Note: At the time of writing, this post only discuses the six guides included in the special edition chest and one other. I am awaiting another to release from EB so when I get that, I’ll review it separately.
I tend not to use strategy guides. I’d rather just play through the game and figure out everything for myself, though on the odd occasion I get really stuck, I’ll just look online. However, I love that some games have high quality collector’s editions of their strategy guides available in addition to the mass-produced paperback guides. I deliberated for a long time about getting the collector’s edition chest with six Legend of Zelda Collector’s Edition Strategy Guides, but in the end they were too tempting for me to pass up and I decided I’d rather spend the money and get them now instead of missing out and regretting it. I got mine from Book Depository for $198 (though I see they’ve now jacked up the price by about $15) and it arrived yesterday. So, here it is, in all its glory:
The ‘chest’ itself is made from some sort of cardboard but is still quite heavy thanks to the books it contains. When I opened it, I found a certificate of authenticity (looks like I got the fifteenth-last set to be produced) with a message from Eiji Aonuma, the producer and director of the Legend of Zelda series (unfortunately I can’t read Japanese so I don’t know what it says):
… and a beautiful gold bookmark:
That bookmark isn’t just cardboard, either; it’s a solid metallic laser-etched design, and it’s so nice I won’t use it as a bookmark for fear of losing it. Instead it will live in its little cover on the inside of the chest lid, safe and sound.

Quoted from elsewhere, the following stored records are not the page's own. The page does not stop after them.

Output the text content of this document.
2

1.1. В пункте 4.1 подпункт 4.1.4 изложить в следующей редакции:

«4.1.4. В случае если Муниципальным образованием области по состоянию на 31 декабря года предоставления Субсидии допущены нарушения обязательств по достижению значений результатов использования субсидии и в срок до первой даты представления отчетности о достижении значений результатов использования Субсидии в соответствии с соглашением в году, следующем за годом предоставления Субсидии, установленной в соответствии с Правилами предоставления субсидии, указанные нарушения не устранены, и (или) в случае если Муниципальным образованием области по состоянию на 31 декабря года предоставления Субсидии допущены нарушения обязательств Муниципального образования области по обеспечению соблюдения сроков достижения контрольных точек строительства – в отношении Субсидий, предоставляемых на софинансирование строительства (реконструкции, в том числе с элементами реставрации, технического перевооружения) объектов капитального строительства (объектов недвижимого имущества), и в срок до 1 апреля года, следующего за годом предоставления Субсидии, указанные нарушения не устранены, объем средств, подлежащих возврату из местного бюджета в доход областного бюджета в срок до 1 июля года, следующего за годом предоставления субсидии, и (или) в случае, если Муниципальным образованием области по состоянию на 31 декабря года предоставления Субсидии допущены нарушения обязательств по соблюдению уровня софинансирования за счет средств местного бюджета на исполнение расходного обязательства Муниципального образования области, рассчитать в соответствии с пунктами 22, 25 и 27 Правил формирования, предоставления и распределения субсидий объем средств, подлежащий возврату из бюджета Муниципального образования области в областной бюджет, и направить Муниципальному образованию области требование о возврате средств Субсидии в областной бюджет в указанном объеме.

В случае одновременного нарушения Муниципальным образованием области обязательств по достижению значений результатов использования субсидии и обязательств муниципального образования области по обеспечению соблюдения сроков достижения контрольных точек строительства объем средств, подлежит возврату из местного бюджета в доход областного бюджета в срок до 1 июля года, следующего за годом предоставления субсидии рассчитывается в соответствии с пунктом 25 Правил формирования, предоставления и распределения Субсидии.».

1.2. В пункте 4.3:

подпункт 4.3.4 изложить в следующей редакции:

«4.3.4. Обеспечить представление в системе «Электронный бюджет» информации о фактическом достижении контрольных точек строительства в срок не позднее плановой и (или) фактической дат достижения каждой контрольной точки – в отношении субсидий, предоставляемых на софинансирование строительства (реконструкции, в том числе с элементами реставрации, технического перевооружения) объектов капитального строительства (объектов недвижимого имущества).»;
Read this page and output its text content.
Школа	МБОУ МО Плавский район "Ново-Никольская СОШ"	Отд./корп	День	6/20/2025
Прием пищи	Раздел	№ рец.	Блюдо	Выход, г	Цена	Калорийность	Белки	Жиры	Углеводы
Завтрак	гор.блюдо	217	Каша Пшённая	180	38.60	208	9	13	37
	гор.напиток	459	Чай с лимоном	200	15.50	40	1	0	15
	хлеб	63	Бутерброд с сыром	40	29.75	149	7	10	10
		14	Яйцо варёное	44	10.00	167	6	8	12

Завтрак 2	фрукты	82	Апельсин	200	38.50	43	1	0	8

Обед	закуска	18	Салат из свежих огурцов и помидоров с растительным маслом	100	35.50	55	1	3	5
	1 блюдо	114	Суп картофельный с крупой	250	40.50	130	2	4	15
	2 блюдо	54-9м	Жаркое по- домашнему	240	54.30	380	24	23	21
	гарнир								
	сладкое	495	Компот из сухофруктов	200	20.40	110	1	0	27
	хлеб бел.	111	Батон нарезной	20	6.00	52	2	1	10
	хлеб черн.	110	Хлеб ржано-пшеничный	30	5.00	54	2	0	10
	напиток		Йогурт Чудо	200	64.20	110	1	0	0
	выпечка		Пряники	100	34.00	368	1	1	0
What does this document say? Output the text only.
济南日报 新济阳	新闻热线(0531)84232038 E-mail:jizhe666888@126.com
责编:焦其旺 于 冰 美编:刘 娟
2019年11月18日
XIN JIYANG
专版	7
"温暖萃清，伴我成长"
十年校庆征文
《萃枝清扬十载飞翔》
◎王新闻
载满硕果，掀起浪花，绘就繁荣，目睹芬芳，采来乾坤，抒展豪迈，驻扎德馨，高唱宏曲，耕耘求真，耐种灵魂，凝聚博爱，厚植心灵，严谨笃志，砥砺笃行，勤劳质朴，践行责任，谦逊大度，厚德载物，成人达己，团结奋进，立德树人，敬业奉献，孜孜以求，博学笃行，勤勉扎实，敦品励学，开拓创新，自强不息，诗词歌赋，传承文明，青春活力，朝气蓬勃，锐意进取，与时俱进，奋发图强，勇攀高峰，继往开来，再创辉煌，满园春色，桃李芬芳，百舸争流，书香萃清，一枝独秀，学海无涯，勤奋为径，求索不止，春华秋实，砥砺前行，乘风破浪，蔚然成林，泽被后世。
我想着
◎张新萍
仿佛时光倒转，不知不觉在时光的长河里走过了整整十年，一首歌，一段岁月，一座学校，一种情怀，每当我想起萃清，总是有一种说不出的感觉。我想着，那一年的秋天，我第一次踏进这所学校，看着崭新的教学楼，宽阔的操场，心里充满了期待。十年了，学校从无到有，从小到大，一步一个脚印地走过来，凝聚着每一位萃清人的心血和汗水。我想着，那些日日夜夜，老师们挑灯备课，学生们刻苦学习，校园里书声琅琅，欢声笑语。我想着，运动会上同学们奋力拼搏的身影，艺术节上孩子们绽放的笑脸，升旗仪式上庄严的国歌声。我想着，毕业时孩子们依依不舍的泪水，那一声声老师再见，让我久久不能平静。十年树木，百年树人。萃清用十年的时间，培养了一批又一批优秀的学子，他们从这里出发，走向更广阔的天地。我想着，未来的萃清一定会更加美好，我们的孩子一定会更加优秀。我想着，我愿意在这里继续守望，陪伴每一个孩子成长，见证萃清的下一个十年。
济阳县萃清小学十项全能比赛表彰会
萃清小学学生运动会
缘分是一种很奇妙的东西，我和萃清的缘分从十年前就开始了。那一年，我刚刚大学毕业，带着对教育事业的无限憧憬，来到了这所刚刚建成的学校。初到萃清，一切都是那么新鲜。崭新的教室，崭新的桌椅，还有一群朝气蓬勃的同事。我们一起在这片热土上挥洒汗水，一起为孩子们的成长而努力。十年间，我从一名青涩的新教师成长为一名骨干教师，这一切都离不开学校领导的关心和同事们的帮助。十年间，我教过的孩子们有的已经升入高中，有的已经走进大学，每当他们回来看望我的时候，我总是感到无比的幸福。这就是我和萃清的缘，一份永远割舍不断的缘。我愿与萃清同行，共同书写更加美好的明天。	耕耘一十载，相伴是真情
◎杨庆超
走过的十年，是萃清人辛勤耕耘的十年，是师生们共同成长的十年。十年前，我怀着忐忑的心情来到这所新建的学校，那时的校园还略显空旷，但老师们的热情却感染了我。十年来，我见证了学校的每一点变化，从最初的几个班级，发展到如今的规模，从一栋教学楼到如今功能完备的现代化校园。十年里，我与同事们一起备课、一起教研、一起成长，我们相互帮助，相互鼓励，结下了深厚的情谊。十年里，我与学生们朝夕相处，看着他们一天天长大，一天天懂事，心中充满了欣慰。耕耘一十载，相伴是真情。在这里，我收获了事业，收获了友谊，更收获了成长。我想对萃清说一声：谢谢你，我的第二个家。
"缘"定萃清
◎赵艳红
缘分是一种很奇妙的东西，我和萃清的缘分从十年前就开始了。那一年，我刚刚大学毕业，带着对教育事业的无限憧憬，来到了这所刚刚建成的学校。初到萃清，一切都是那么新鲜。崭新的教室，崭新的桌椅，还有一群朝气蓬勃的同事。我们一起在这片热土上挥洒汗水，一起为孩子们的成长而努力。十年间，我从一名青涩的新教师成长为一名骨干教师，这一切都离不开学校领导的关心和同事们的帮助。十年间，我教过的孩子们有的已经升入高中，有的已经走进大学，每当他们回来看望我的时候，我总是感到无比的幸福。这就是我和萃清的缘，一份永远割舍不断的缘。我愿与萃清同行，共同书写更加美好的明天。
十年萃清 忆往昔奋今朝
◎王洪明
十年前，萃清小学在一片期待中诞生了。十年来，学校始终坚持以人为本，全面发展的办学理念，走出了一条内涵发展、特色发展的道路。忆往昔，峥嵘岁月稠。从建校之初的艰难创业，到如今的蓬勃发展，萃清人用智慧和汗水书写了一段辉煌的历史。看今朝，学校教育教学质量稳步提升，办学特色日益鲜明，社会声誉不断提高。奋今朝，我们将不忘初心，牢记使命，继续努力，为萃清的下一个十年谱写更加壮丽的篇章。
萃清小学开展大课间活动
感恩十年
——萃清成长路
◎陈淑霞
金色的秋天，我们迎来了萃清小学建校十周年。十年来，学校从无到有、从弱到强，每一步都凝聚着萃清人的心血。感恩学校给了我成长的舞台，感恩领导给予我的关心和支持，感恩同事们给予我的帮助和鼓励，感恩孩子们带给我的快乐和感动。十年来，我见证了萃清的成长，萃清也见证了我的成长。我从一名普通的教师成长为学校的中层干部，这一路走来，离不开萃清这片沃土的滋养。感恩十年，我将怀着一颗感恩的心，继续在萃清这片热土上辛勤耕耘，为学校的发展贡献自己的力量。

The A Link Between Worlds guide, which I bought separately, also arrived with a nice extra. Tucked under a sheet with a download code for a digital edition (a nice touch for those who want their guide on the go) was a beautiful lithograph, framed in black and with a gold Hyrule crest:
The frame is just sturdy cardboard, but still looks rather fetching.
The Majora’s Mask guide also came with something extra in the form of a sticker sheet. Characters included on the sheet range from Fierce Deity Link and Zora Link to the Skull Kid himself and that creepy hand that lives in the toilet in the Inn. I was disappointed Tingle wasn’t included but, then again, I’m one of those weird people who likes the strange little dude. The sticker backing is transparent so you won’t have to worry about a nasty white border around the character on whatever you decide to stick it to.
Finally, we come to the books themselves. The chest has a strap which allows the books to be lifted out easily, which is a good thing as you don’t want to damage them trying to dig them out.
The books themselves are gorgeous. The hardcovers have a leather-like texture with a gold border and Triforce design on the front (each has a different border that reflects on the game the book is based on) and the title along the spine. The outsides of the pages have gold leaf on them as well, making these feel like some old historical text.
The strategy guides included in the chest cover six Legend of Zelda games: Twilight Princess for the Wii (brown), Skyward Sword for the Wii (sky blue), Wind Waker HD for the Wii U (pale blue), Phantom Hourglass for the DS (navy blue), Spirit Tracks for the DS (emerald green) and Ocarina of Time 3D for the 3DS (purple). Purchased separately was the guide for A Link Between Worlds (light green). Below is a close-up of each book so you can see the individual border designs (I will add photos for the Majora’s Mask 3D guide when I have it). Click on any of the images for a closer look and a full-length image.
Now that all the gushing over how beautiful the books are on the outside is over with, I should probably talk about the contents of the books. The semi-glossy paper is of high quality and the borders in each of the books reflects the theme of the game they describe (similar to the gold borders on the covers).
The guides are thorough and very detailed; perfect for any completionist who fears missing items or secrets as they play through the game. Every part of the quest – from overworld objectives to dungeons – is broken down into small chunks, with accompanying screenshots as the book describes how to complete each section. Towards the back of each guide, there are lists of all collectibles and items (such as chests and heart containers) and their locations, so you can go through and find them easily if you’ve missed anything in your quest.
These books are a treasure for any Zelda fan to have in their collection, although they are becoming increasingly difficult (and expensive) to find. The best way to make sure you get your hands on them is to pre-order the collectors’ edition guides for each game as they become available (this is more for future Zelda games; for older guides, you’ll probably have to hope you get lucky on Book Depository or eBay or be willing to pay exorbitant prices).